Shane Warne\'s problem in India was that he simply tried to spin the ball too much.
New Delhi: Shane Warne's problem in India was that he simply tried to spin the ball too much since big turn never worried the Indian who have played it "almost from the cradle", says his former teammate Matthew Hayden.
Hayden wrote in his autobiography Standing My Ground that Warne chose a wrong strategy in spin-friendly tracks of India by only thinking of turning the ball too much.
"I thought Warnie's problem in India was simply that he tried to spin the ball too much. Big turn never worried the Indians. They have played it almost from the cradle.
"Warnie would have been better bowling a straighter line, keeping the pressure on with sliders and zooters and other more subtle tricks," Hayden wrote while recalling how VVS Laxman and Rahul Dravid orchestrated one of the most memorable Test wins after following-on at Eden Gardens in Kolkata in 2001.
"There was no question Warnie had the ability to test the Indians, and it was never a matter of them being too good for him. He just had the wrong strategy," he said.
He also said Warne would not have achieved much success had he been made Australian captain as he often wants to be on his own and the first one to break strict team rules.
"Strategically, Warne might have made a great Test captain, but I am not sure he'd have been as successful as the two men chosen ahead of him, Steve Waugh and Ricky Ponting, because he would not have been as inclusive as they were," Hayden wrote.
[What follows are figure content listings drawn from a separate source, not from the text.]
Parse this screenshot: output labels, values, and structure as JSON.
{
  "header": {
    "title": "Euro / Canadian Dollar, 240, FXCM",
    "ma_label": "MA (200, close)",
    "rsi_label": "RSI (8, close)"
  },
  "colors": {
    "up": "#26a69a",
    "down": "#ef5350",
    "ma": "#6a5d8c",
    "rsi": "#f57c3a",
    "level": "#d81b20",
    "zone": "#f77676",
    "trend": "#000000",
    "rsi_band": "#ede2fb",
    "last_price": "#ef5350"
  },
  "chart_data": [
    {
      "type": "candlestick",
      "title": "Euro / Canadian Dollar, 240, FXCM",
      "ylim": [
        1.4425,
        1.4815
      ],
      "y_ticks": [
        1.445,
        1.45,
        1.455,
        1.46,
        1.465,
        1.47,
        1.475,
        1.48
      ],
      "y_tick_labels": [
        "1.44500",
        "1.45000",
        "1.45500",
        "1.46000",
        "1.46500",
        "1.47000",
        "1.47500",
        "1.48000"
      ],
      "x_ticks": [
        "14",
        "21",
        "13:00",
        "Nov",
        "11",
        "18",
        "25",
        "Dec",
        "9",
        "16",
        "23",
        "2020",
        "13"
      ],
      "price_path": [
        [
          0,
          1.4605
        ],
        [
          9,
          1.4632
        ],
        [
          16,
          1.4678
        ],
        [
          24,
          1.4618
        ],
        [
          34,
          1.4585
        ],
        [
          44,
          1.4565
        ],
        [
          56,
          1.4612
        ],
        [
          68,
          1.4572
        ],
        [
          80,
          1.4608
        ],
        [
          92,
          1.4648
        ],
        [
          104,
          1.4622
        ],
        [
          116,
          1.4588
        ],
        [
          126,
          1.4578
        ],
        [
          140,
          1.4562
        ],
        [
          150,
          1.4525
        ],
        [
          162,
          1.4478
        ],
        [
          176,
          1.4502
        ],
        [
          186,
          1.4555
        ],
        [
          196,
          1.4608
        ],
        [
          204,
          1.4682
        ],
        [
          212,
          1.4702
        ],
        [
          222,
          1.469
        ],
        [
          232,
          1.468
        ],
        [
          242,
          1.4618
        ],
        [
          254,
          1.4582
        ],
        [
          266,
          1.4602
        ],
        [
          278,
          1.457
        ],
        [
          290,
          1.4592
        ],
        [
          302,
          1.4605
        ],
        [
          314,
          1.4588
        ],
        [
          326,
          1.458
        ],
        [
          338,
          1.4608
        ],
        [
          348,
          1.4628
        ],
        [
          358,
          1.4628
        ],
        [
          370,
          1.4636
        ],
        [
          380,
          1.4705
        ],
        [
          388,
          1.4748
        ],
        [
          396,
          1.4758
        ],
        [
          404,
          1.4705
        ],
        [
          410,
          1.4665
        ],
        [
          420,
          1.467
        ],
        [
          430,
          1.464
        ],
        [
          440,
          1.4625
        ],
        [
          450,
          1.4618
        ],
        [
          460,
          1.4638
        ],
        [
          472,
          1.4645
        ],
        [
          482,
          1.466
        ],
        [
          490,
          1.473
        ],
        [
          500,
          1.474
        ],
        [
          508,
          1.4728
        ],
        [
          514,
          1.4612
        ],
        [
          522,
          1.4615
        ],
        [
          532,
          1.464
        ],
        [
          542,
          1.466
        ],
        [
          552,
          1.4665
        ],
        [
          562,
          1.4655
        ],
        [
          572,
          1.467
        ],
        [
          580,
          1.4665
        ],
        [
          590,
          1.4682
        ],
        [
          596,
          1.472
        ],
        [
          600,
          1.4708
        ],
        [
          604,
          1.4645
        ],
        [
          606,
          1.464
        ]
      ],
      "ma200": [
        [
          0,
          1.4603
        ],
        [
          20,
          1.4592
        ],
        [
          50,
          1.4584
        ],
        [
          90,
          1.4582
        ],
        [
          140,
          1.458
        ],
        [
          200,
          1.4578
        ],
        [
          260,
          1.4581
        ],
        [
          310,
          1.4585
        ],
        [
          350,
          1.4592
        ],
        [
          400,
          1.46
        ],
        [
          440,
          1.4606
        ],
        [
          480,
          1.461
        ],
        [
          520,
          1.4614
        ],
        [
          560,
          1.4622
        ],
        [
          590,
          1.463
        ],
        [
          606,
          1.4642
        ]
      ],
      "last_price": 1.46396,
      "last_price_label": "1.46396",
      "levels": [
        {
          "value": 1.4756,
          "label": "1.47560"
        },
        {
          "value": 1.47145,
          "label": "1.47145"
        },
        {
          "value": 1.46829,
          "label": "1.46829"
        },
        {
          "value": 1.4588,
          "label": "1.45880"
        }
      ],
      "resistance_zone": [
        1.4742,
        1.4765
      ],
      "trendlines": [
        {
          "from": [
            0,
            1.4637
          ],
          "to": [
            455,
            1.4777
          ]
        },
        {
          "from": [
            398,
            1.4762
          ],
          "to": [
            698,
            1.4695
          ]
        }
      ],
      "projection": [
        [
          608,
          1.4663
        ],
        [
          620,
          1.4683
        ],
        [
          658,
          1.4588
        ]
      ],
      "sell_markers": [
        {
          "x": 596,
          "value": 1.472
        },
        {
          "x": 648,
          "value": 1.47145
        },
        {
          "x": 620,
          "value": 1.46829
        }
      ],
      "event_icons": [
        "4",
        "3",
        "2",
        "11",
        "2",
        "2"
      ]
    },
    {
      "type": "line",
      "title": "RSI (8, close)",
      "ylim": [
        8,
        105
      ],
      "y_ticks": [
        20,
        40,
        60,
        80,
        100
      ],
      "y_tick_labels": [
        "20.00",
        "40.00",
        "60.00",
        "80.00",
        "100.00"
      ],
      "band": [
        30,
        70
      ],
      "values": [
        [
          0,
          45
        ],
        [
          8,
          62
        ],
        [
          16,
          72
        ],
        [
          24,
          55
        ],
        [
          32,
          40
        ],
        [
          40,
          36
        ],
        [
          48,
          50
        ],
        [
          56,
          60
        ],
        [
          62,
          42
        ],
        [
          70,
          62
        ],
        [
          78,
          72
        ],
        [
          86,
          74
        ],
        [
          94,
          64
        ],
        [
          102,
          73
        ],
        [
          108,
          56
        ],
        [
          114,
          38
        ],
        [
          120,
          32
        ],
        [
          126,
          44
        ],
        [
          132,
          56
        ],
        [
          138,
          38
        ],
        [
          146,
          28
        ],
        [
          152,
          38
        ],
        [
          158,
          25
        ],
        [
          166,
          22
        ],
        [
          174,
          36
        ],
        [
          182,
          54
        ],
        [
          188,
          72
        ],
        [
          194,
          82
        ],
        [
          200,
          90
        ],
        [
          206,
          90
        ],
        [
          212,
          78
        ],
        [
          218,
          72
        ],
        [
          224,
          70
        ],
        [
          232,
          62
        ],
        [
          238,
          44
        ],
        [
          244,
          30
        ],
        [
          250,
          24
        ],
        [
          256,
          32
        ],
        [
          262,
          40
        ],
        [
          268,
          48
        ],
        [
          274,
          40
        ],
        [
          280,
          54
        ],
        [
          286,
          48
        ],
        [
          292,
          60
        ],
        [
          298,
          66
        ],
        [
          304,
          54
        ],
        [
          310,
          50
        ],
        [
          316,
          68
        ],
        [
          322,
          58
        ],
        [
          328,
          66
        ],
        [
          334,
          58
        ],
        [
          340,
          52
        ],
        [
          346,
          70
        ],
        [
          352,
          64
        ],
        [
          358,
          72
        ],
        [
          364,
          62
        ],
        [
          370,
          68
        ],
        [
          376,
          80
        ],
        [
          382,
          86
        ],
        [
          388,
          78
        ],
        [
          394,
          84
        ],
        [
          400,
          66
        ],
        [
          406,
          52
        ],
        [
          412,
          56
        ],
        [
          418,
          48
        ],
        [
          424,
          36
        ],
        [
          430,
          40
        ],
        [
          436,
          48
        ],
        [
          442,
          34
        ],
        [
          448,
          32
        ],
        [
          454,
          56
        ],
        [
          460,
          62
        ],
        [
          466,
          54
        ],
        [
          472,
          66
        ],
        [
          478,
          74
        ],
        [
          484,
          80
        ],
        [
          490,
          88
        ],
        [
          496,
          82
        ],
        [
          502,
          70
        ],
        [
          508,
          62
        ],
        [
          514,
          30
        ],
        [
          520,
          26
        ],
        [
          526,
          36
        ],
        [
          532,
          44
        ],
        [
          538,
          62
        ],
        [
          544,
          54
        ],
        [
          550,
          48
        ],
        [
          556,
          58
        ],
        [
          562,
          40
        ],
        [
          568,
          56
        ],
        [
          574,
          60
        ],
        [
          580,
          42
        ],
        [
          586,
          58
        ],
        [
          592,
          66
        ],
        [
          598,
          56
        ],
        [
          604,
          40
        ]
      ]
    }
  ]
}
Hayden cited one instance when Warne gave a damn to the team rules -- during the much-criticised boot camp conceived by coach John Buchanan as a means of team bonding before the 2006 Ashes in Australia.
"On first day, we were taken to a warehouse. All we were allowed to take was a backpack, a sleeping bag, a hutchie, a couple of shirts, two pairs of socks, some undies, joggers and small items. Predictably, Warne had too much stuff, including several packets of Benson & Hedges (cigarette), which were taboo.
"Warnie told (the main in charge) 'they are medicinal.
Just to set the record straight: I will do whatever you want me to do, but if these don't go, the King's is not going. So the iron-clad army rules were broken -- in the first hour of the camp! ... the King got his way," Hayden said.
"I laughed at the incident ... great talent often comes with a bit of rebelliousness. Deep down I had mixed feelings about Warnie getting away with it because the purpose of being there was to knuckle down and rebuild (after the 2005 Ashes humiliation in England). And if you were not going to be part of the solution, you were only creating more problems. The 'my way or highway' mentality was the reason for having the camp in the first place," he wrote.